The Brother MFC1910W is a multi-function, mono laser device. Combining the full set of print, copy, scan and fax features with an ADF (Automatic Document Feed) module for good measure, this All-in-One unit offers users a choice of USB or Wi-Fi connectivity when adding this product to a computer and/or local network.
Predominately computer grey in colour apart from a black panel section running across the front of the product, the MFC1910W has dimensions of 385 x 340 x 283mm (W x D x H) and weighs 8.2kg. Following the standard pattern, the MFC1910W has an A4 flatbed scanner mounted on top of the laser printer with the ADF unit built into the scanner’s cover. All the various control options are situated on the front of the unit with Ethernet, power and USB connection at the rear.
The printer’s main paper input is from an open tray positioned on the front and base of the unit. This tray has a capacity of 150 sheets and can handle sizes that include A4, letter, legal, and folio. Once drawn into the unit, the paper then embarks on a U-bend path before emerging from an opening just below the scanner module. This paper output opening does contain a fold-away flap to help ensure that printed documents are not scattered all over the place. However, you will need to raise the top section of this MFC, to create the space in order to release this flap into play otherwise it will be blocked. This slightly awkward feature has made an appearance in other Brother models.
A protruding lip, just above the paper output opening, contains the unit’s control panel. A centrally positioned LCD screen provides feedback information as you make selections from the various options found in the unit’s menu system. Unfortunately, as you can not adjust the positioning of the viewing angle for reading this display, it can prove rather difficult. The only way I could read this display was to look down on to the screen. It was hardly an ideal solution and Brother really needs to consider changing this aspect.
To the left of the screen are buttons for power, fax, scan and copy functions. On the right side there is an area containing menu navigation features and a button to activate the unit’s Wi-Fi capability. This button will glow to indicate when a Wi-Fi connection has been established and ready for use. Completing the control panel is a telephonic alphanumeric pad and buttons to stop and start actions.
When setting up this piece of kit, a folded sheet of illustrated instructions will lead you through the various required steps. This process starts with the insertion of the toner cartridge into the belly of the printer. Although it does not actually mention this step, I always feel that I get better results when I give the toner a good shake before placing it into the printer.
With the cartridge in place you can run the software on the supplied CD. This software includes the required drivers and the MFL-Pro Suite application. A wizard will lead you through the process of linking the MFC1910W to a computer via USB or Wi-Fi. In my case I opted for a wireless connection to avoid adding to the confusion of leads already occupying my workspace. You are given the option of using a temporary USB connection to help with a wireless connection. However this can be avoided if WPS is available to you. WPS will automatically establish a wireless linking with no further user intervention. A system restart will be required to complete the set up process.

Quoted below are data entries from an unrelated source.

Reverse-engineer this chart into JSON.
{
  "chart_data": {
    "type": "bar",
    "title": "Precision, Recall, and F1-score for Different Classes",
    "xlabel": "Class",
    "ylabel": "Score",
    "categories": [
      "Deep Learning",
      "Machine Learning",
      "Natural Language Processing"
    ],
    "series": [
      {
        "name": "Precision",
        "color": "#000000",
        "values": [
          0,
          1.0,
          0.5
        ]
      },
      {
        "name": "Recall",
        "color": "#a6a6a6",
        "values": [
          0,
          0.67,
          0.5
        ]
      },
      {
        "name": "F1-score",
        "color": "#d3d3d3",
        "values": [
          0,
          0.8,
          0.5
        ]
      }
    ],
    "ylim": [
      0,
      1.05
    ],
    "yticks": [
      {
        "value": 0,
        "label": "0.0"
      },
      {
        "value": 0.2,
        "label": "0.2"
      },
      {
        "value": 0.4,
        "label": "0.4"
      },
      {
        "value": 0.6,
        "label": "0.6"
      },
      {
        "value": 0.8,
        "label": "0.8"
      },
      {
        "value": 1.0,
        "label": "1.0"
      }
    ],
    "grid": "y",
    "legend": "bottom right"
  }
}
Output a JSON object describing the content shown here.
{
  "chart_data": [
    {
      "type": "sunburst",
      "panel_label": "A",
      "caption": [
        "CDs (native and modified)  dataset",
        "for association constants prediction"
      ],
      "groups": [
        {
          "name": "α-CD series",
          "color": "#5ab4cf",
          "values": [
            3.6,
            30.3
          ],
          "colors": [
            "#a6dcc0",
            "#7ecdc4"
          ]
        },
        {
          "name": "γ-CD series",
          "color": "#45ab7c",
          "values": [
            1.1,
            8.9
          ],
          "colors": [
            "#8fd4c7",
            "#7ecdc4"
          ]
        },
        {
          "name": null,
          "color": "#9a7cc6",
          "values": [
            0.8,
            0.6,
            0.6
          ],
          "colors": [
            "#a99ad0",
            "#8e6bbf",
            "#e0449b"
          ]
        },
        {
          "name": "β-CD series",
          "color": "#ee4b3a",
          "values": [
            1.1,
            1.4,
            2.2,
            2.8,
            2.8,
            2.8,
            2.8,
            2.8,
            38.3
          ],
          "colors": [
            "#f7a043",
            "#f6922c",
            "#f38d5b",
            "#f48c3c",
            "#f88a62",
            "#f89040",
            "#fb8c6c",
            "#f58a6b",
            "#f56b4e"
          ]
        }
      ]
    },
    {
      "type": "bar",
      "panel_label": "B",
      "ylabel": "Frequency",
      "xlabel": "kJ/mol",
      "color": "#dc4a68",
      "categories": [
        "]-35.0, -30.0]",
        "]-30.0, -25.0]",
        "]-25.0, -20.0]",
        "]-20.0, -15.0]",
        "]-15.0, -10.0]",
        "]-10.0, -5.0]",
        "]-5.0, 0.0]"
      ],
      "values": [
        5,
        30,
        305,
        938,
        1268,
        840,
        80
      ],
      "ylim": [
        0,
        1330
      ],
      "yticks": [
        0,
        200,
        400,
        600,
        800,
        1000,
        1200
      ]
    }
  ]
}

Based on a 14,400bps modem, the Fax feature allows for both manual and automatic dialling when sending messages. Up to 99 speed-dial numbers can be created for individual or broadcast type sendings. Incoming faxes can be saved in memory and sent to a computer for storing and / or reading.
The A4 flatbed scanner, mounted on top of the unit, delivers a resolution of 600 x 1200 optical or 19200 x 19200 interpolated with 24-bit colour or 8-bit greyscale. When communicating with a computer, the scanner offers both TWAIN and WIA compliant options. The scanner can also deliver content direct to the printer unit as it acts in photocopy mode either with single sheets or up to 10 multiple sheets with the assistance of the ADF module. Photocopy mode does restrict the output to greyscale with scans to a computer being in full colour. A scan of an A4 coloured document was printed in greyscale within 17 seconds. An eight page text document was fed through the ADF module to produce a photocopy in 121 seconds.
When printing from a computer using the supplied print driver, you have a choice of three print qualities defined as 300dpi, 600dpi and HQ1200dpi with options to select graphics, text or manual options. Printing a 583-word document on a single page using the three print qualities produced very similar results. I struggled to detect any differences between the three print runs with regards to the print quality which looked the same. There was a slight difference in speed with 300dpi producing 21 pages per minute and the other two trailing just behind with 20 pages per minute. Similar results were achieved when printing images using the three print qualities.
While I struggled to identify differences in the print quality for the various settings, finding price differences was a much easier proposition. Brother has this model listed on its website priced at £154.80 with a replacement toner cartridge, rated at 1000 A4 pages, costing £41.99. Checking out Amazon.co.uk, I discovered the MFC1910W listed at £119.99 while an official Brother replacement toner cartridge was priced at £33.85. The Amazon pricing certainly makes this multi-function device a more attractive purchase.